Personal information
- Full name: Arthur Basil Wood
- Date of birth: 8 May 1890
- Place of birth: Southampton
- Date of death: 17 January 1977 (aged 86)
- Place of death: Merton
- Height: 5 ft 8 in (1.73 m)
- Position(s): Forward

Senior career*
- Years: Team / Apps / (Gls)
- Fulham
- 1919–1922: Gillingham / 80 / (23)
- Hamilton Academical
- Newport County
- Queens Park Rangers / 20

= Arthur Wood (footballer, born 1890) =

English footballer

Arthur Basil Wood (8 May 1890 – 17 January 1977) was an English footballer. He played professionally for clubs including Gillingham, Fulham and Queens Park Rangers between 1911 and 1925, and made over 100 appearances in The Football League. He also fought in the First World War.

==Career==
Born in Southampton, Wood began his career with local clubs St Mary's Athletic and Eastleigh Athletic before joining Fulham in 1911. He made over twenty first team appearances for the club over the next three years, playing as either an inside forward or centre forward, but only scored one goal. His playing career was interrupted by the First World War, in which he saw active service. During the war he suffered an injury which necessitated the insertion of a metal plate into his forehead. This meant that, although he was able to resume his football career after the war, he was never again able to head the ball.

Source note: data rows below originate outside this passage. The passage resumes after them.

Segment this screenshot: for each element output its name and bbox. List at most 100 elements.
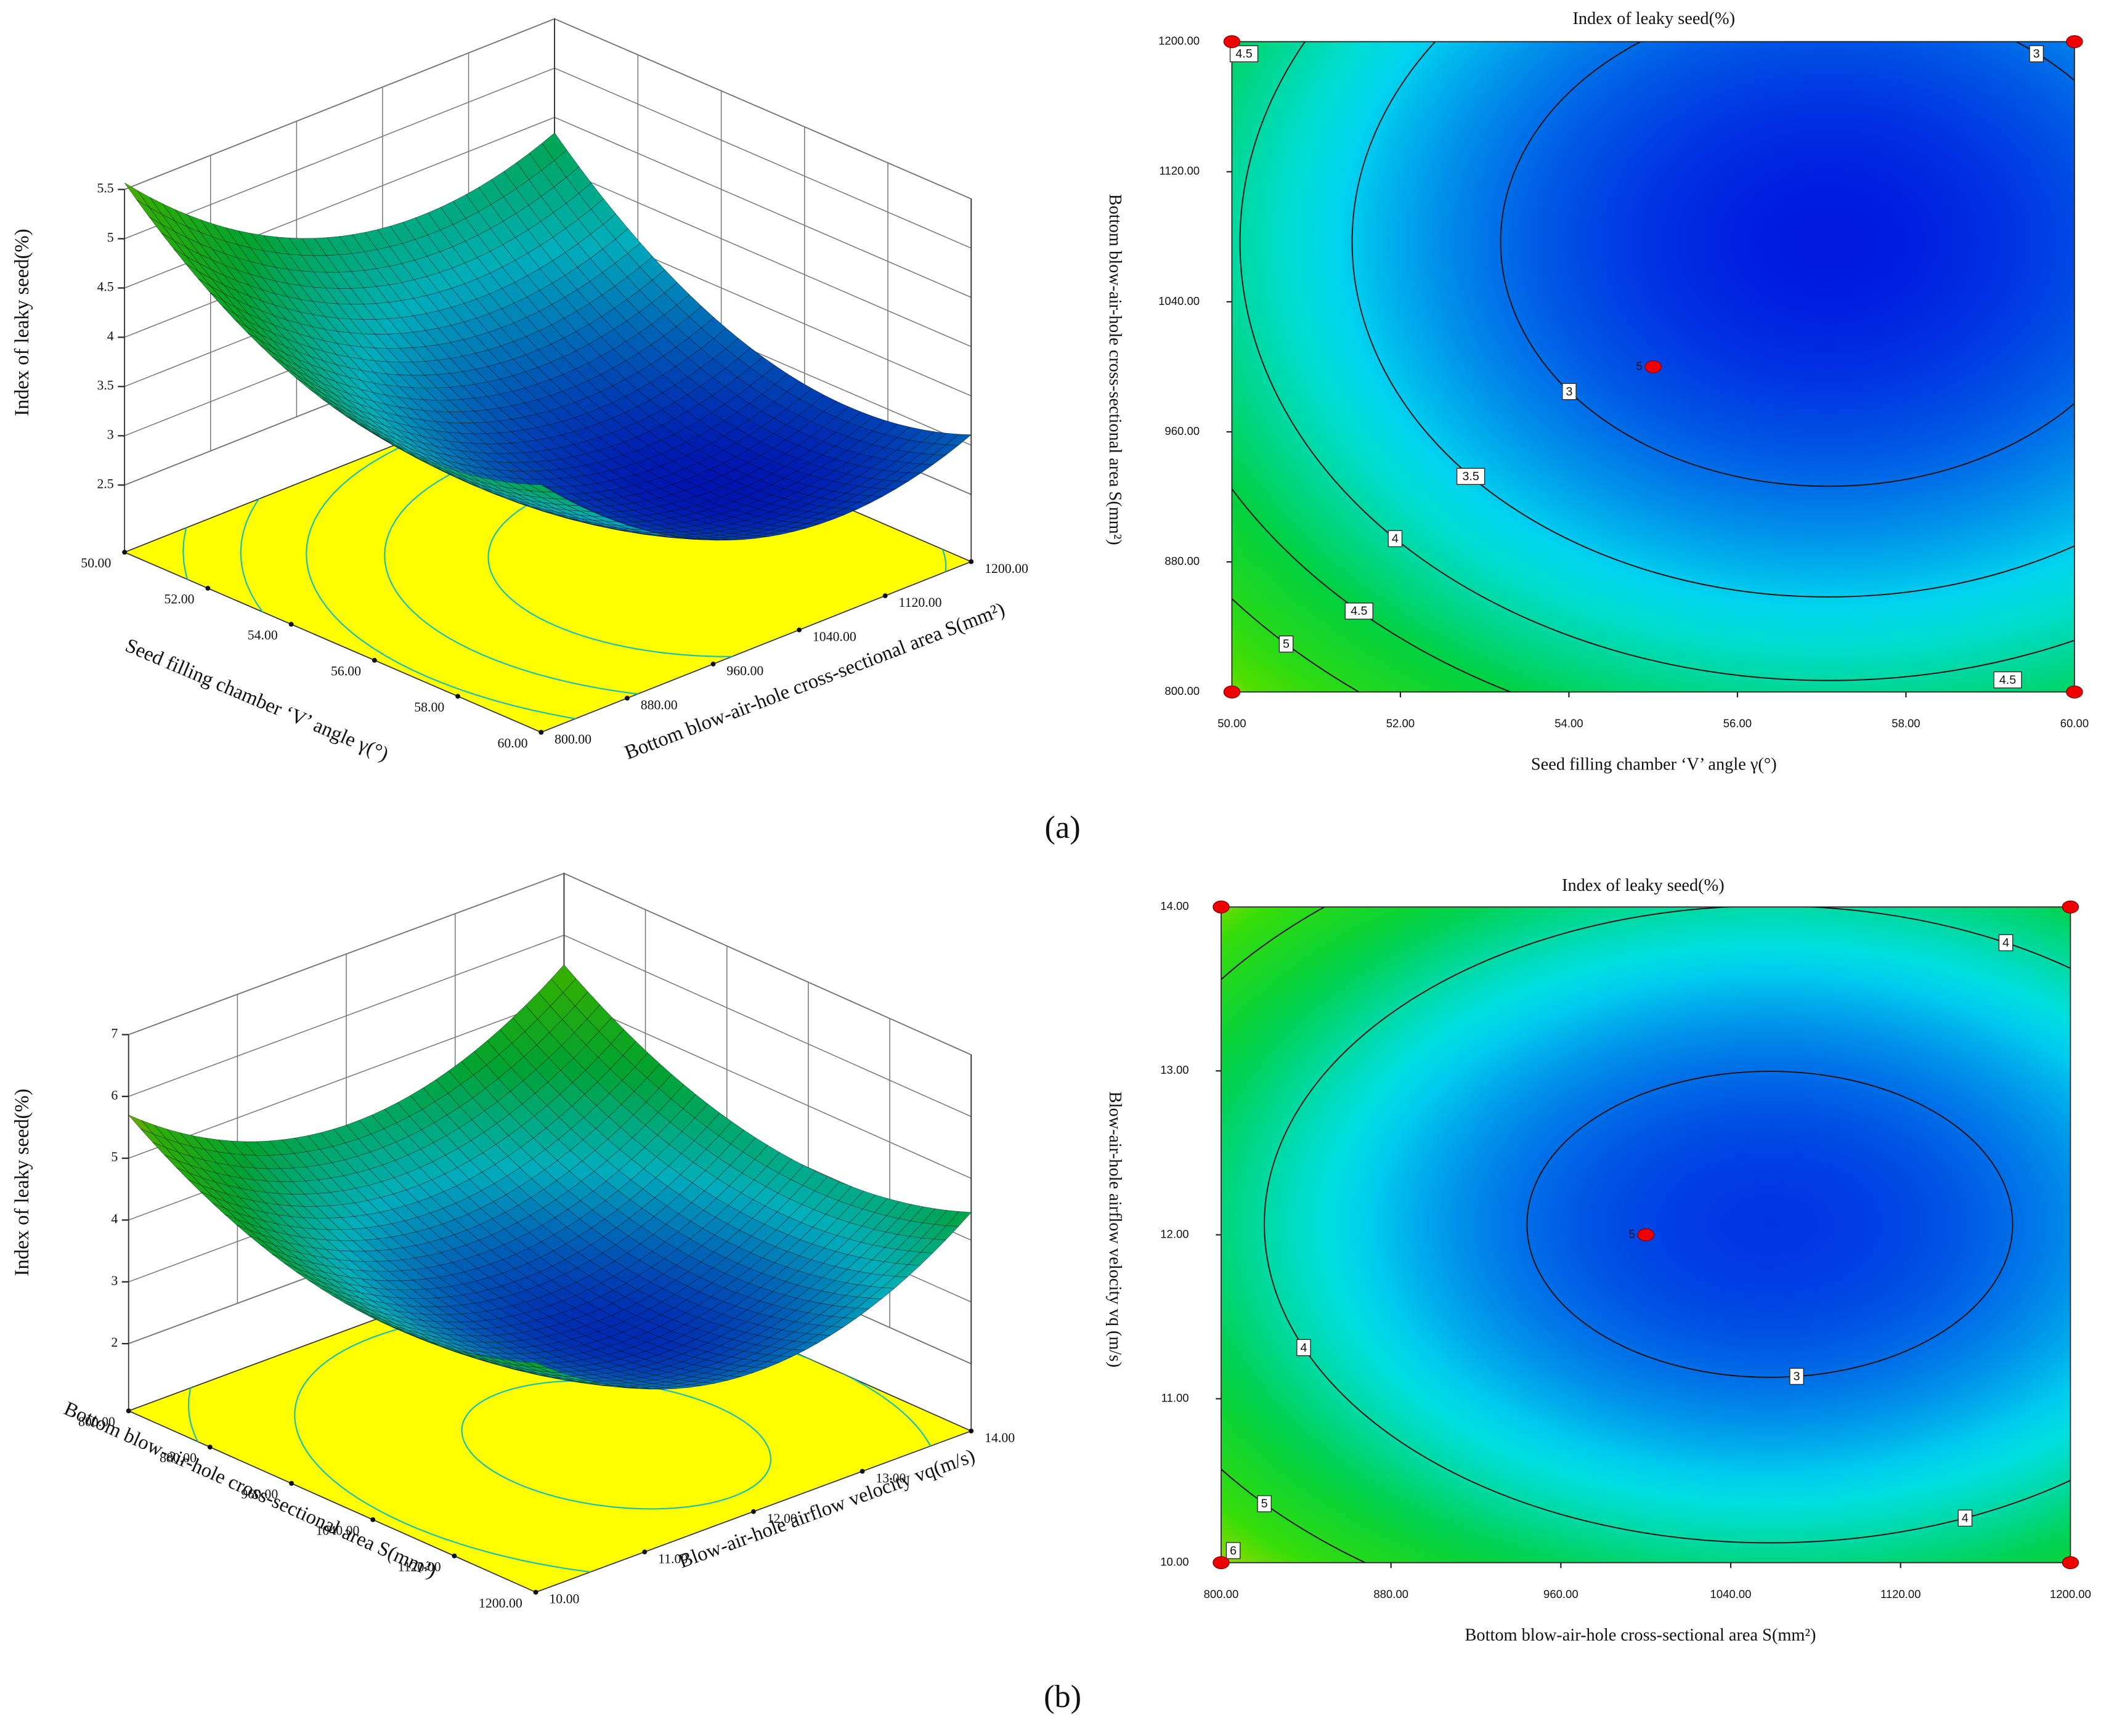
x-tick-label: 50.00 xyxy=(81,556,111,570)
x-axis-label: Seed filling chamber ‘V’ angle γ(°) xyxy=(1531,755,1777,774)
tick-mark xyxy=(642,1549,648,1555)
x-tick-label: 54.00 xyxy=(248,628,278,643)
contour-label: 4 xyxy=(1962,1512,1969,1525)
center-point-count: 5 xyxy=(1636,359,1642,372)
z-tick-label: 6 xyxy=(111,1088,118,1103)
x-tick-label: 54.00 xyxy=(1554,717,1583,730)
z-tick-label: 5.5 xyxy=(97,181,113,196)
surface-facet xyxy=(529,484,555,493)
x-tick-label: 880.00 xyxy=(160,1451,197,1466)
chart-title: Index of leaky seed(%) xyxy=(1572,9,1735,28)
x-tick-label: 1120.00 xyxy=(1880,1588,1921,1600)
y-tick-label: 14.00 xyxy=(1160,899,1189,912)
z-tick-label: 7 xyxy=(111,1026,118,1040)
x-tick-label: 800.00 xyxy=(1204,1588,1239,1600)
x-tick-label: 58.00 xyxy=(1892,717,1920,730)
contour-label-box xyxy=(1296,1339,1311,1357)
contour-label: 3.5 xyxy=(1462,470,1479,484)
x-tick-label: 60.00 xyxy=(497,736,527,750)
tick-mark xyxy=(797,627,802,633)
y-tick-label: 1040.00 xyxy=(813,630,856,644)
x-tick-label: 58.00 xyxy=(414,700,444,715)
design-point xyxy=(1213,1556,1230,1570)
tick-mark xyxy=(205,585,211,591)
y-tick-label: 800.00 xyxy=(555,732,591,747)
x-tick-label: 52.00 xyxy=(1386,717,1415,730)
design-point xyxy=(1644,360,1662,373)
tick-mark xyxy=(452,1553,457,1559)
design-point xyxy=(2066,35,2083,49)
z-axis-label: Index of leaky seed(%) xyxy=(11,1089,33,1276)
tick-mark xyxy=(126,1408,131,1414)
z-axis-label: Index of leaky seed(%) xyxy=(11,229,33,416)
contour-line xyxy=(1526,1071,2014,1378)
design-point xyxy=(2062,1556,2079,1570)
x-tick-label: 800.00 xyxy=(78,1414,115,1429)
contour-label: 4 xyxy=(2002,936,2009,950)
contour-label-box xyxy=(1278,635,1294,653)
panel-label: (a) xyxy=(1045,809,1081,845)
z-tick-label: 3.5 xyxy=(97,378,113,392)
y-tick-label: 10.00 xyxy=(1160,1556,1189,1568)
z-tick-label: 4 xyxy=(111,1211,118,1226)
x-tick-label: 1200.00 xyxy=(479,1596,522,1610)
response-surface xyxy=(128,964,972,1390)
tick-mark xyxy=(538,729,544,735)
chart-title: Index of leaky seed(%) xyxy=(1562,876,1725,895)
x-tick-label: 50.00 xyxy=(1217,717,1246,730)
design-point xyxy=(1637,1228,1654,1241)
x-tick-label: 960.00 xyxy=(241,1487,278,1502)
contour-label-box xyxy=(1993,671,2022,689)
y-tick-label: 880.00 xyxy=(641,697,678,712)
contour-label-box xyxy=(1388,530,1403,548)
floor-contour xyxy=(294,1310,939,1579)
y-tick-label: 14.00 xyxy=(985,1430,1015,1445)
x-tick-label: 880.00 xyxy=(1373,1588,1408,1600)
y-tick-label: 1120.00 xyxy=(1159,164,1200,177)
floor-contour xyxy=(461,1380,772,1510)
tick-mark xyxy=(533,1589,538,1595)
tick-mark xyxy=(288,622,294,627)
contour-label-box xyxy=(2029,45,2044,62)
tick-mark xyxy=(370,1517,376,1522)
y-tick-label: 10.00 xyxy=(549,1592,579,1607)
contour-label-box xyxy=(1789,1368,1804,1385)
tick-mark xyxy=(207,1445,213,1450)
panel-label: (b) xyxy=(1044,1679,1081,1714)
contour-label-box xyxy=(1225,1542,1241,1559)
z-tick-label: 5 xyxy=(111,1150,118,1164)
x-tick-label: 1040.00 xyxy=(1710,1588,1752,1600)
design-point xyxy=(1223,685,1241,699)
surface-facet xyxy=(524,1361,549,1368)
tick-mark xyxy=(710,661,716,667)
contour-label-box xyxy=(1257,1495,1272,1512)
tick-mark xyxy=(455,694,461,699)
contour-label-box xyxy=(1998,934,2014,952)
z-tick-label: 3 xyxy=(111,1273,118,1288)
y-tick-label: 1200.00 xyxy=(985,561,1028,576)
contour-label-box xyxy=(1344,602,1373,620)
y-tick-label: 12.00 xyxy=(767,1511,797,1526)
contour-label: 4.5 xyxy=(1235,47,1252,61)
contour-label-box xyxy=(1562,383,1577,400)
contour-label-box xyxy=(1229,45,1259,62)
contour-label-box xyxy=(1456,468,1485,485)
design-point xyxy=(1213,900,1230,914)
y-tick-label: 960.00 xyxy=(726,663,763,678)
y-tick-label: 1200.00 xyxy=(1158,34,1200,47)
z-tick-label: 2 xyxy=(111,1335,118,1350)
y-tick-label: 880.00 xyxy=(1164,554,1200,567)
y-tick-label: 1040.00 xyxy=(1158,294,1200,307)
y-axis-label: Blow-air-hole airflow velocity vq (m/s) xyxy=(1105,1092,1124,1368)
tick-mark xyxy=(859,1469,865,1474)
contour-line xyxy=(1239,41,2074,681)
response-surface xyxy=(124,132,972,541)
tick-mark xyxy=(969,1428,974,1434)
tick-mark xyxy=(372,657,377,663)
x-tick-label: 1120.00 xyxy=(398,1559,441,1574)
y-tick-label: 960.00 xyxy=(1164,424,1200,437)
y-tick-label: 800.00 xyxy=(1164,684,1200,697)
contour-label: 5 xyxy=(1283,638,1290,651)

In August 1919 Wood resumed his playing career when he signed for Gillingham, then of the Southern Football League. In his first season with the club, he was top scorer with fourteen goals. At the end of the 1919–20 season, the club was elected into the Football League Third Division, and Wood went on to make 49 appearances for the "Gills" at this level. He left Gillingham in 1922 and had a short spell with Scottish club Hamilton Academical before returning to The Football League with Newport County, for whom he played 12 times. His final professional club was Queens Park Rangers, for whom he made twenty appearances but without scoring a goal. After retiring from professional football he worked at the Regent Palace Hotel and played for the hotel's staff football team. He died in Merton in 1977, aged 86.